As mulheres indígenas não são apenas vítimas de um racismo que as marginaliza etnicamente, mas também de um racismo institucional que as submete a uma maior precarização e vulnerabilidade de suas vidas, por ausência de políticas de enfrentamento à violência sexual. Elisiane Andrade, coordenadora da Marcha de Mulheres no Amazonas, sugere que o Estado ofereça “proteção e acesso à justiça com criação de delegacias e serviços móveis especializados, que atendam em territórios indígenas, inclusive com casa de acolhida às mulheres violentadas.” May Sateré-Mawé, ativista da Articulação das Organizações dos Povos Indígenas do Amazonas (Apiam), chama atenção para o fato de que “o Ministério Público atue mais efetivamente nos casos de estupros de mulheres indígenas, que se tornam cada vez mais cruéis e sem respostas das instituições”. As ausências e negligências apontadas pelas lideranças feministas mostram claramente o racismo institucional que resulta em processos de exclusão e desumanização dessas mulheres. Uma lógica de necropolítica mais intensificada que se reflete numa combinação de racismo étnico e institucional.

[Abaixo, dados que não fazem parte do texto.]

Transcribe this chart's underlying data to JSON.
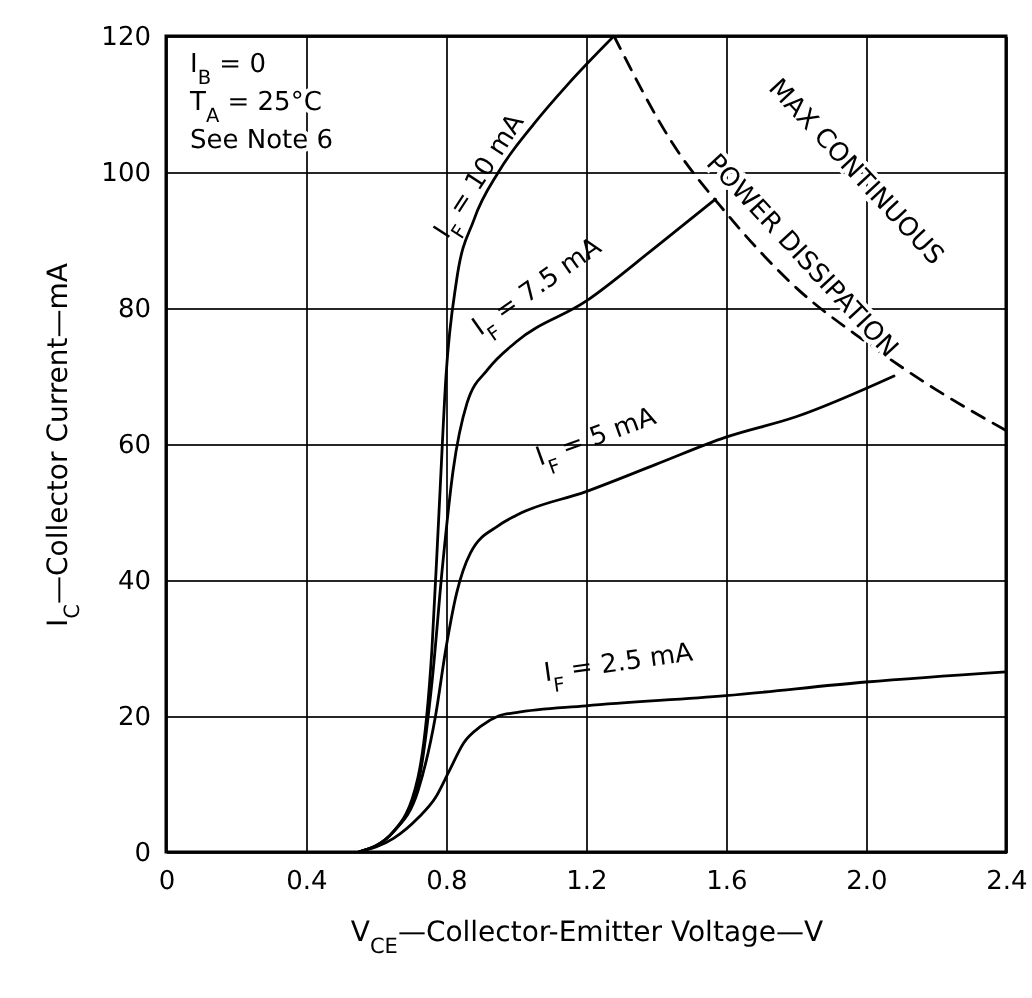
{
  "chart_data": {
    "type": "line",
    "xlabel": "V$_{CE}$—Collector-Emitter Voltage—V",
    "ylabel": "I$_{C}$—Collector Current—mA",
    "xlim": [
      0,
      2.4
    ],
    "xticks": [
      0,
      0.4,
      0.8,
      1.2,
      1.6,
      {
        "value": 2,
        "label": "2.0"
      },
      2.4
    ],
    "ylim": [
      0,
      120
    ],
    "yticks": [
      0,
      20,
      40,
      60,
      80,
      100,
      120
    ],
    "grid": true,
    "marker": "none",
    "series": [
      {
        "name": "I$_{F}$ = 2.5 mA",
        "color": "#000000",
        "line_style": "solid",
        "x": [
          0.55,
          0.65,
          0.72,
          0.77,
          0.81,
          0.85,
          0.9,
          0.95,
          1.0,
          1.2,
          1.6,
          2.0,
          2.4
        ],
        "values": [
          0,
          2,
          5,
          8,
          12,
          16,
          18.5,
          20,
          20.5,
          21.5,
          23,
          25,
          26.5
        ]
      },
      {
        "name": "I$_{F}$ = 5 mA",
        "color": "#000000",
        "line_style": "solid",
        "x": [
          0.55,
          0.65,
          0.72,
          0.77,
          0.8,
          0.83,
          0.87,
          0.95,
          1.0,
          1.2,
          1.4,
          1.6,
          1.8,
          2.08
        ],
        "values": [
          0,
          3,
          9,
          20,
          30,
          38,
          44,
          48,
          49.5,
          53,
          57,
          61,
          64,
          70
        ]
      },
      {
        "name": "I$_{F}$ = 7.5 mA",
        "color": "#000000",
        "line_style": "solid",
        "x": [
          0.55,
          0.65,
          0.72,
          0.76,
          0.79,
          0.82,
          0.86,
          0.92,
          1.0,
          1.2,
          1.4,
          1.57
        ],
        "values": [
          0,
          3,
          10,
          25,
          42,
          56,
          66,
          71,
          75,
          81,
          89,
          96
        ]
      },
      {
        "name": "I$_{F}$ = 10 mA",
        "color": "#000000",
        "line_style": "solid",
        "x": [
          0.55,
          0.65,
          0.72,
          0.76,
          0.78,
          0.8,
          0.83,
          0.88,
          0.95,
          1.05,
          1.15,
          1.28
        ],
        "values": [
          0,
          3,
          11,
          30,
          50,
          70,
          84,
          93,
          100,
          107,
          113,
          120
        ]
      },
      {
        "color": "#000000",
        "line_style": "dashed",
        "x": [
          1.28,
          1.45,
          1.6,
          1.8,
          2.0,
          2.2,
          2.4
        ],
        "values": [
          120,
          104,
          94,
          83,
          75,
          68,
          62
        ]
      }
    ],
    "annotations": [
      "I$_{B}$ = 0",
      "T$_{A}$ = 25°C",
      "See Note 6",
      "MAX CONTINUOUS",
      "POWER DISSIPATION"
    ]
  }
}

Aos moldes da necropolítica, podemos dizer, com Agamben (2010), que a vida sacer (sagrada) é incluída na sociedade na forma da matabilidade. A vida insacrificável e, todavia, matável é a vida sacra. A morte da alma das mulheres indígenas faz sangrar a floresta. A Mãe-Terra chora diante do vilipêndio do corpo-território e da alma cosmológica. Mexeu com uma, mexeu com todas, fazendo estremecer a mãe da mata, dos igarapés e das cachoeiras. São vidas sagradas levadas à necropolítica por machos cretinos e cínicos. Não são doentes, são suficientemente conscientes de seus atos. A sociedade e os poderes públicos, na medida em que se calam frente a essa barbárie, reproduzem a alta cretinação e espetacularizam a violência contra a mulher no palco teatral do cinismo.

(*)Professora titular da Universidade Federal do Amazonas e doutora em Antropologia Social.